Traceback (most recent call last):
File "main_supcon.py", line 265, in <module>
main()
File "main_supcon.py", line 247, in main
loss = train(train_loader, model, criterion, optimizer, epoch, opt)
File "main_supcon.py", line 205, in train
loss = criterion(features1,features2)
File "/DATA/rani.1/miniconda3/envs/sim_test/lib/python3.6/site-packages/torch/nn/modules/module.py", line 1051, in _call_impl
return forward_call(*input, **kwargs)
File "/DATA/rani.1/SupSim/losses.py", line 106, in forward
sim_ij = torch.diag(similarity_matrix, self.batch_size)
RuntimeError: invalid argument 2: invalid size at /opt/conda/conda-bld/pytorch_1623448233824/work/aten/src/THC/THCStorage.cpp:26

when batch size 512 , error

denominator = self.negatives_mask * torch.exp(similarity_matrix / self.temperature)
RuntimeError: The size of tensor a (1024) must match the size of tensor b (672) at non-singleton dimension 1

I feel the same , but dimension after cosine similarity is causing the error I guess.
Even program starts running but stops at the last step of epoch when
Dimension are as follows:
Representation: torch.Size([672, 128])
Similarity Matrix torch.Size([672, 672])

Before the last step of a epoch ,dimension is as follow
Representation: torch.Size([1024, 128])
Similarity Matrix torch.Size([1024, 1024])

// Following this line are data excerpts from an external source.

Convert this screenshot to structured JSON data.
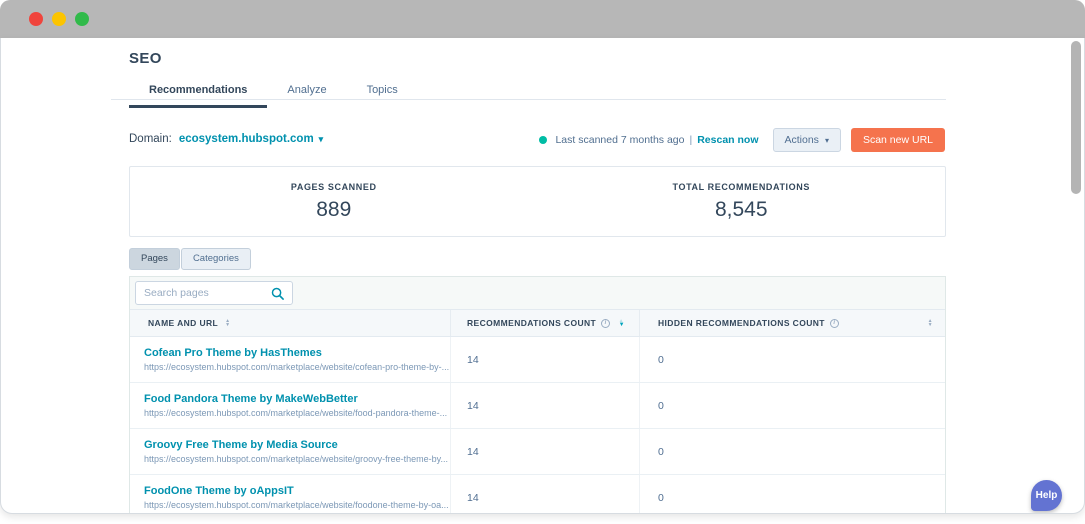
{
  "window_chrome": {
    "traffic_lights": [
      "close",
      "minimize",
      "zoom"
    ]
  },
  "header": {
    "title": "SEO",
    "tabs": [
      {
        "label": "Recommendations",
        "active": true
      },
      {
        "label": "Analyze",
        "active": false
      },
      {
        "label": "Topics",
        "active": false
      }
    ]
  },
  "toolbar": {
    "domain_label": "Domain:",
    "domain_value": "ecosystem.hubspot.com",
    "last_scanned": "Last scanned 7 months ago",
    "separator": "|",
    "rescan_label": "Rescan now",
    "actions_label": "Actions",
    "scan_new_url_label": "Scan new URL"
  },
  "stats": [
    {
      "label": "PAGES SCANNED",
      "value": "889"
    },
    {
      "label": "TOTAL RECOMMENDATIONS",
      "value": "8,545"
    }
  ],
  "view_toggle": [
    {
      "label": "Pages",
      "active": true
    },
    {
      "label": "Categories",
      "active": false
    }
  ],
  "search": {
    "placeholder": "Search pages"
  },
  "table": {
    "columns": [
      {
        "label": "NAME AND URL",
        "info": false,
        "sort": "inactive"
      },
      {
        "label": "RECOMMENDATIONS COUNT",
        "info": true,
        "sort": "desc"
      },
      {
        "label": "HIDDEN RECOMMENDATIONS COUNT",
        "info": true,
        "sort": "inactive"
      }
    ],
    "rows": [
      {
        "name": "Cofean Pro Theme by HasThemes",
        "url": "https://ecosystem.hubspot.com/marketplace/website/cofean-pro-theme-by-...",
        "recommendations": "14",
        "hidden": "0"
      },
      {
        "name": "Food Pandora Theme by MakeWebBetter",
        "url": "https://ecosystem.hubspot.com/marketplace/website/food-pandora-theme-...",
        "recommendations": "14",
        "hidden": "0"
      },
      {
        "name": "Groovy Free Theme by Media Source",
        "url": "https://ecosystem.hubspot.com/marketplace/website/groovy-free-theme-by...",
        "recommendations": "14",
        "hidden": "0"
      },
      {
        "name": "FoodOne Theme by oAppsIT",
        "url": "https://ecosystem.hubspot.com/marketplace/website/foodone-theme-by-oa...",
        "recommendations": "14",
        "hidden": "0"
      }
    ]
  },
  "help": {
    "label": "Help"
  },
  "icons": {
    "caret_down": "▾",
    "sort_up": "▲",
    "sort_down": "▼",
    "info": "i"
  },
  "colors": {
    "accent_teal": "#0091ae",
    "primary_orange": "#f5734d",
    "text_navy": "#33475b",
    "status_dot_teal": "#00bda5",
    "help_indigo": "#6373d2",
    "titlebar_gray": "#b7b7b7"
  }
}
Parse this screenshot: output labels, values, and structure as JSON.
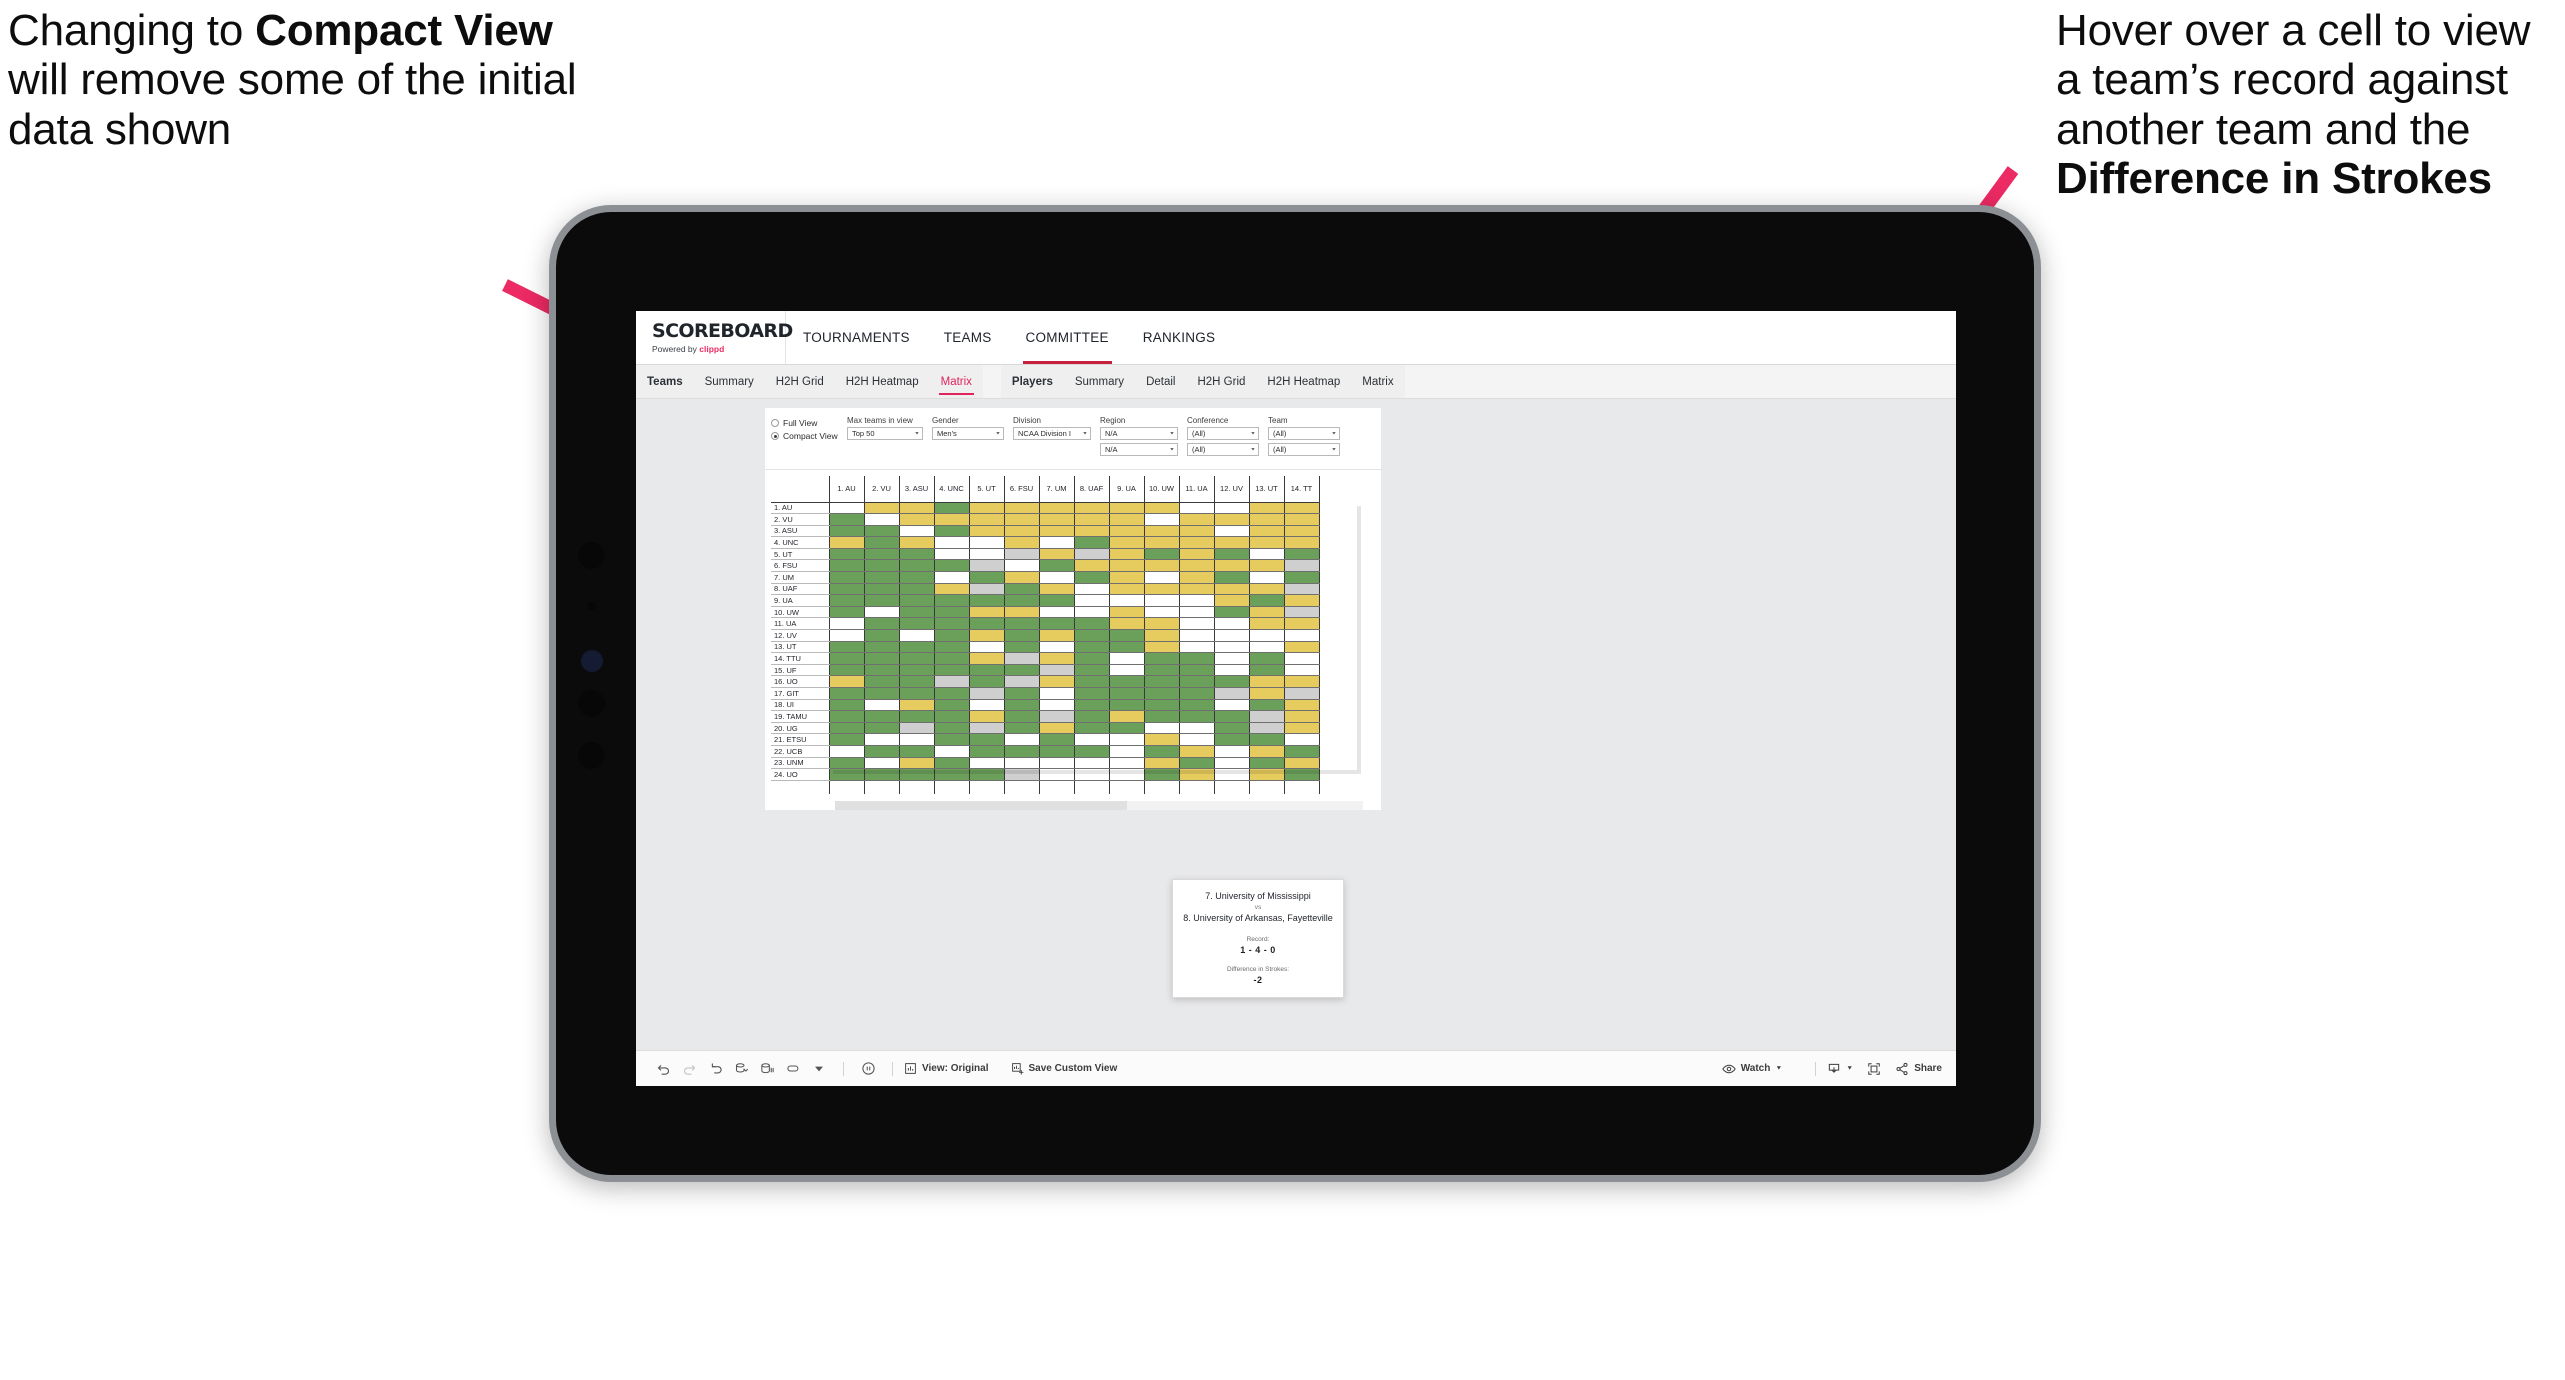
{
  "annotations": {
    "left": {
      "parts": [
        {
          "text": "Changing to ",
          "bold": false
        },
        {
          "text": "Compact View",
          "bold": true
        },
        {
          "text": " will remove some of the initial data shown",
          "bold": false
        }
      ]
    },
    "right": {
      "parts": [
        {
          "text": "Hover over a cell to view a team’s record against another team and the ",
          "bold": false
        },
        {
          "text": "Difference in Strokes",
          "bold": true
        }
      ]
    },
    "arrow_color": "#ec2a63"
  },
  "app": {
    "brand": {
      "title": "SCOREBOARD",
      "powered_prefix": "Powered by ",
      "powered_name": "clippd"
    },
    "topnav": [
      {
        "label": "TOURNAMENTS",
        "active": false
      },
      {
        "label": "TEAMS",
        "active": false
      },
      {
        "label": "COMMITTEE",
        "active": true
      },
      {
        "label": "RANKINGS",
        "active": false
      }
    ],
    "subnav": {
      "teams_group": [
        {
          "label": "Teams",
          "head": true,
          "selected": false
        },
        {
          "label": "Summary",
          "head": false,
          "selected": false
        },
        {
          "label": "H2H Grid",
          "head": false,
          "selected": false
        },
        {
          "label": "H2H Heatmap",
          "head": false,
          "selected": false
        },
        {
          "label": "Matrix",
          "head": false,
          "selected": true
        }
      ],
      "players_group": [
        {
          "label": "Players",
          "head": true,
          "selected": false
        },
        {
          "label": "Summary",
          "head": false,
          "selected": false
        },
        {
          "label": "Detail",
          "head": false,
          "selected": false
        },
        {
          "label": "H2H Grid",
          "head": false,
          "selected": false
        },
        {
          "label": "H2H Heatmap",
          "head": false,
          "selected": false
        },
        {
          "label": "Matrix",
          "head": false,
          "selected": false
        }
      ]
    }
  },
  "filters": {
    "view_mode": {
      "options": [
        {
          "label": "Full View",
          "selected": false
        },
        {
          "label": "Compact View",
          "selected": true
        }
      ]
    },
    "max_teams": {
      "label": "Max teams in view",
      "value": "Top 50"
    },
    "gender": {
      "label": "Gender",
      "value": "Men's"
    },
    "division": {
      "label": "Division",
      "value": "NCAA Division I"
    },
    "region": {
      "label": "Region",
      "value1": "N/A",
      "value2": "N/A"
    },
    "conference": {
      "label": "Conference",
      "value1": "(All)",
      "value2": "(All)"
    },
    "team": {
      "label": "Team",
      "value1": "(All)",
      "value2": "(All)"
    }
  },
  "matrix": {
    "columns": [
      "1. AU",
      "2. VU",
      "3. ASU",
      "4. UNC",
      "5. UT",
      "6. FSU",
      "7. UM",
      "8. UAF",
      "9. UA",
      "10. UW",
      "11. UA",
      "12. UV",
      "13. UT",
      "14. TT"
    ],
    "rows": [
      "1. AU",
      "2. VU",
      "3. ASU",
      "4. UNC",
      "5. UT",
      "6. FSU",
      "7. UM",
      "8. UAF",
      "9. UA",
      "10. UW",
      "11. UA",
      "12. UV",
      "13. UT",
      "14. TTU",
      "15. UF",
      "16. UO",
      "17. GIT",
      "18. UI",
      "19. TAMU",
      "20. UG",
      "21. ETSU",
      "22. UCB",
      "23. UNM",
      "24. UO"
    ],
    "legend": {
      "win": "#6ba05b",
      "loss": "#e6cb5f",
      "tie": "#cfcfcf",
      "none": "#ffffff"
    },
    "cells": [
      [
        "w",
        "y",
        "y",
        "g",
        "y",
        "y",
        "y",
        "y",
        "y",
        "y",
        "w",
        "w",
        "y",
        "y"
      ],
      [
        "g",
        "w",
        "y",
        "y",
        "y",
        "y",
        "y",
        "y",
        "y",
        "w",
        "y",
        "y",
        "y",
        "y"
      ],
      [
        "g",
        "g",
        "w",
        "g",
        "y",
        "y",
        "y",
        "y",
        "y",
        "y",
        "y",
        "w",
        "y",
        "y"
      ],
      [
        "y",
        "g",
        "y",
        "w",
        "w",
        "y",
        "w",
        "g",
        "y",
        "y",
        "y",
        "y",
        "y",
        "y"
      ],
      [
        "g",
        "g",
        "g",
        "w",
        "w",
        "a",
        "y",
        "a",
        "y",
        "g",
        "y",
        "g",
        "w",
        "g"
      ],
      [
        "g",
        "g",
        "g",
        "g",
        "a",
        "w",
        "g",
        "y",
        "y",
        "y",
        "y",
        "y",
        "y",
        "a"
      ],
      [
        "g",
        "g",
        "g",
        "w",
        "g",
        "y",
        "w",
        "g",
        "y",
        "w",
        "y",
        "g",
        "w",
        "g"
      ],
      [
        "g",
        "g",
        "g",
        "y",
        "a",
        "g",
        "y",
        "w",
        "y",
        "y",
        "y",
        "y",
        "y",
        "a"
      ],
      [
        "g",
        "g",
        "g",
        "g",
        "g",
        "g",
        "g",
        "w",
        "w",
        "w",
        "w",
        "y",
        "g",
        "y"
      ],
      [
        "g",
        "w",
        "g",
        "g",
        "y",
        "y",
        "w",
        "w",
        "y",
        "w",
        "w",
        "g",
        "y",
        "a"
      ],
      [
        "w",
        "g",
        "g",
        "g",
        "g",
        "g",
        "g",
        "g",
        "y",
        "y",
        "w",
        "w",
        "y",
        "y"
      ],
      [
        "w",
        "g",
        "w",
        "g",
        "y",
        "g",
        "y",
        "g",
        "g",
        "y",
        "w",
        "w",
        "w",
        "w"
      ],
      [
        "g",
        "g",
        "g",
        "g",
        "w",
        "g",
        "w",
        "g",
        "g",
        "y",
        "w",
        "w",
        "w",
        "y"
      ],
      [
        "g",
        "g",
        "g",
        "g",
        "y",
        "a",
        "y",
        "g",
        "w",
        "g",
        "g",
        "w",
        "g",
        "w"
      ],
      [
        "g",
        "g",
        "g",
        "g",
        "g",
        "g",
        "a",
        "g",
        "w",
        "g",
        "g",
        "w",
        "g",
        "w"
      ],
      [
        "y",
        "g",
        "g",
        "a",
        "g",
        "a",
        "y",
        "g",
        "g",
        "g",
        "g",
        "g",
        "y",
        "y"
      ],
      [
        "g",
        "g",
        "g",
        "g",
        "a",
        "g",
        "w",
        "g",
        "g",
        "g",
        "g",
        "a",
        "y",
        "a"
      ],
      [
        "g",
        "w",
        "y",
        "g",
        "w",
        "g",
        "w",
        "g",
        "g",
        "g",
        "g",
        "w",
        "g",
        "y"
      ],
      [
        "g",
        "g",
        "g",
        "g",
        "y",
        "g",
        "a",
        "g",
        "y",
        "g",
        "g",
        "g",
        "a",
        "y"
      ],
      [
        "g",
        "g",
        "a",
        "g",
        "a",
        "g",
        "y",
        "g",
        "g",
        "w",
        "w",
        "g",
        "a",
        "y"
      ],
      [
        "g",
        "w",
        "w",
        "g",
        "g",
        "w",
        "g",
        "w",
        "w",
        "y",
        "w",
        "g",
        "g",
        "w"
      ],
      [
        "w",
        "g",
        "g",
        "w",
        "g",
        "g",
        "g",
        "g",
        "w",
        "g",
        "y",
        "w",
        "y",
        "g"
      ],
      [
        "g",
        "w",
        "y",
        "g",
        "w",
        "w",
        "w",
        "w",
        "w",
        "y",
        "g",
        "w",
        "g",
        "y"
      ],
      [
        "g",
        "g",
        "g",
        "g",
        "g",
        "a",
        "w",
        "w",
        "w",
        "g",
        "y",
        "w",
        "y",
        "g"
      ]
    ]
  },
  "tooltip": {
    "team_a": "7. University of Mississippi",
    "vs": "vs",
    "team_b": "8. University of Arkansas, Fayetteville",
    "record_label": "Record:",
    "record_value": "1 - 4 - 0",
    "diff_label": "Difference in Strokes:",
    "diff_value": "-2"
  },
  "toolbar": {
    "icons": [
      "undo-icon",
      "redo-icon",
      "revert-icon",
      "refresh-data-icon",
      "pause-updates-icon",
      "view-shape-icon"
    ],
    "view_label": "View: Original",
    "save_label": "Save Custom View",
    "watch_label": "Watch",
    "share_label": "Share"
  }
}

672 is not an issue because the total number of inputs is not multiple of 1024 if remove 672 items it will run that I feel,
you also got a representation matrix and similarity matrix.
the issue I feel is in
sim_ij and sim_ji the torch.diag, because 672 is less than 1024.

are you getting the output of sim_ij and sim_ji in the last step of epoch?

it return the diagonal from the matrix. for example in 3x3 it can only return 5 diagonals (ranging from -2 to 2)
so in case of of 672x672 matrix how it will return 1024 diagonal.